The Democrats contentedly sit on the sidelines while the Republican Party squirms under the intense gaze of a public fed up with corruption. Certainly, the Republicans deserve to squirm. In fact, once the dust fully settles from the Abramoff scandal many Republican politicians may deservedly find themselves behind bars. However, it is imperative that the Democrats present themselves as part of the solution. Four honorable and intrepid public servants in their party have done just that. Why isn’t House Democratic leader Nancy Pelosi using this straight from the hip proposal from her own caucus as a rallying point to contrast her party with the Republicans?
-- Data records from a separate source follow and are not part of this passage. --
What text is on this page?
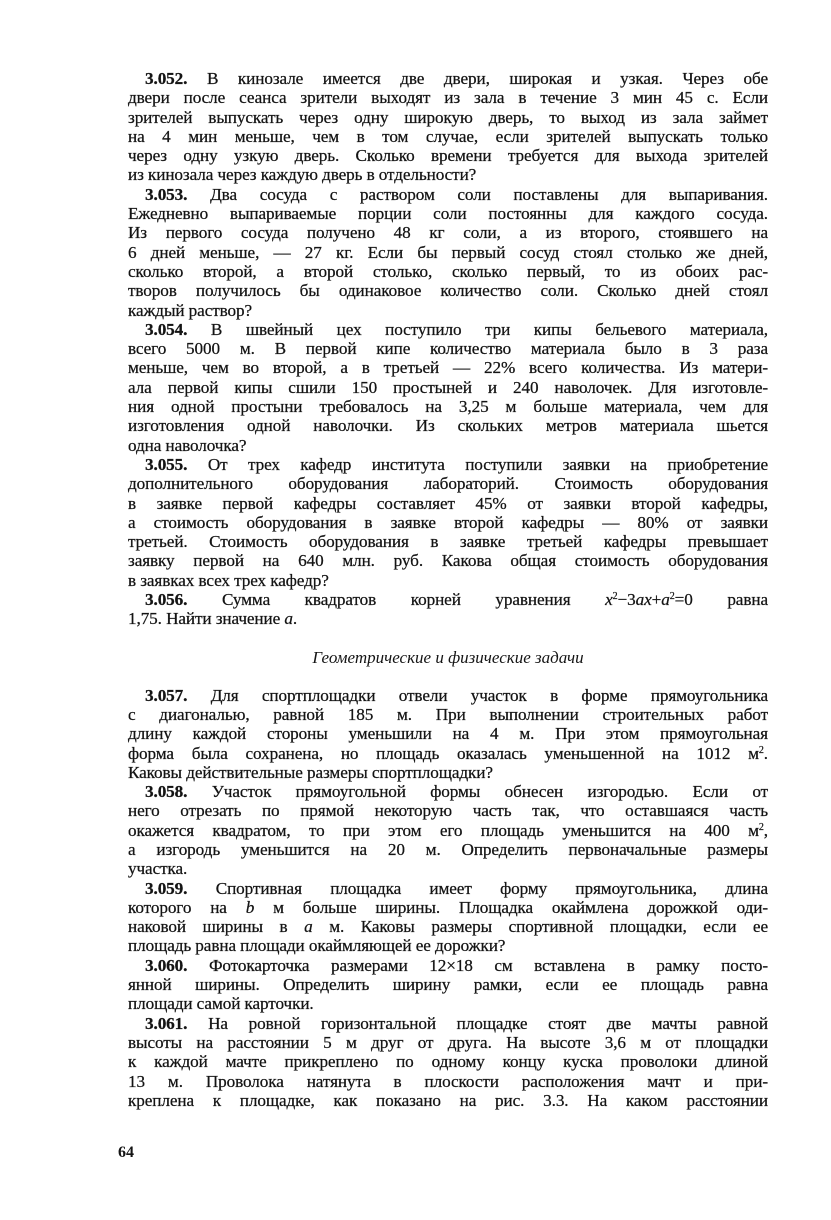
3.052. В кинозале имеется две двери, широкая и узкая. Через обе
двери после сеанса зрители выходят из зала в течение 3 мин 45 с. Если
зрителей выпускать через одну широкую дверь, то выход из зала займет
на 4 мин меньше, чем в том случае, если зрителей выпускать только
через одну узкую дверь. Сколько времени требуется для выхода зрителей
из кинозала через каждую дверь в отдельности?
3.053. Два сосуда с раствором соли поставлены для выпаривания.
Ежедневно выпариваемые порции соли постоянны для каждого сосуда.
Из первого сосуда получено 48 кг соли, а из второго, стоявшего на
6 дней меньше, — 27 кг. Если бы первый сосуд стоял столько же дней,
сколько второй, а второй столько, сколько первый, то из обоих рас-
творов получилось бы одинаковое количество соли. Сколько дней стоял
каждый раствор?
3.054. В швейный цех поступило три кипы бельевого материала,
всего 5000 м. В первой кипе количество материала было в 3 раза
меньше, чем во второй, а в третьей — 22% всего количества. Из матери-
ала первой кипы сшили 150 простыней и 240 наволочек. Для изготовле-
ния одной простыни требовалось на 3,25 м больше материала, чем для
изготовления одной наволочки. Из скольких метров материала шьется
одна наволочка?
3.055. От трех кафедр института поступили заявки на приобретение
дополнительного оборудования лабораторий. Стоимость оборудования
в заявке первой кафедры составляет 45% от заявки второй кафедры,
а стоимость оборудования в заявке второй кафедры — 80% от заявки
третьей. Стоимость оборудования в заявке третьей кафедры превышает
заявку первой на 640 млн. руб. Какова общая стоимость оборудования
в заявках всех трех кафедр?
3.056. Сумма квадратов корней уравнения $x^2-3ax+a^2=0$ равна
1,75. Найти значение a.
Геометрические и физические задачи
3.057. Для спортплощадки отвели участок в форме прямоугольника
с диагональю, равной 185 м. При выполнении строительных работ
длину каждой стороны уменьшили на 4 м. При этом прямоугольная
форма была сохранена, но площадь оказалась уменьшенной на 1012 $м^2$.
Каковы действительные размеры спортплощадки?
3.058. Участок прямоугольной формы обнесен изгородью. Если от
него отрезать по прямой некоторую часть так, что оставшаяся часть
окажется квадратом, то при этом его площадь уменьшится на 400 $м^2$,
а изгородь уменьшится на 20 м. Определить первоначальные размеры
участка.
3.059. Спортивная площадка имеет форму прямоугольника, длина
которого на b м больше ширины. Площадка окаймлена дорожкой оди-
наковой ширины в a м. Каковы размеры спортивной площадки, если ее
площадь равна площади окаймляющей ее дорожки?
3.060. Фотокарточка размерами 12×18 см вставлена в рамку посто-
янной ширины. Определить ширину рамки, если ее площадь равна
площади самой карточки.
3.061. На ровной горизонтальной площадке стоят две мачты равной
высоты на расстоянии 5 м друг от друга. На высоте 3,6 м от площадки
к каждой мачте прикреплено по одному концу куска проволоки длиной
13 м. Проволока натянута в плоскости расположения мачт и при-
креплена к площадке, как показано на рис. 3.3. На каком расстоянии
64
For that matter, how come Democratic Senate leader Harry Reid doesn’t put forward his own plan for lobbying reform in the Senate and make news by attaching it as an amendment to every bill put forward by the Republicans? Once again the Democrats have an opportunity to contrast themselves with the feculent and corrupt Republican Party. Sadly, the Democrats have by their leadership's passivity and silence, shown that they’re a part of the problem.

SIDEBAR: Readers of the Intrepid Liberal Journal may recall that I have previously referred to Democrats such as Joe Lieberman as a “Republocrat” while the four Congressmen in today’s post for example are “Intrepid.” A Republocrat is someone who benefits from the Democratic Party label but undermines progressive values. Someone who is Intrepid such as Russ Feingold goes against the grain to promote progressive values. Now that we’re starting 2006, at the end of every month the Intrepid Liberal Journal will name the Intrepid Person of the Month as well as the Republocrat of the Month. I am receptive to suggestions and can be influenced by lobbying (feel free to bribe me Jack Abramoff style!). It is my hope, especially for the Intrepid Person of the Month, to receive suggestions about people not generally known to the public. Perhaps it’s a woman serving on a local school board in a red state fighting for the teaching of evolution. If any readers know of Intrepid people in their communities deserving of recognition, I want to know about it. Also, if readers believe there is a particular Democrat who deserves to be exposed for undermining progressive values I also want to know about it. So please make these suggestions by posting comments and directing me to information that I can verify. Together we can buck up brave Intrepid souls standing up for what’s right as well letting Republocrats know, that we’re watching them.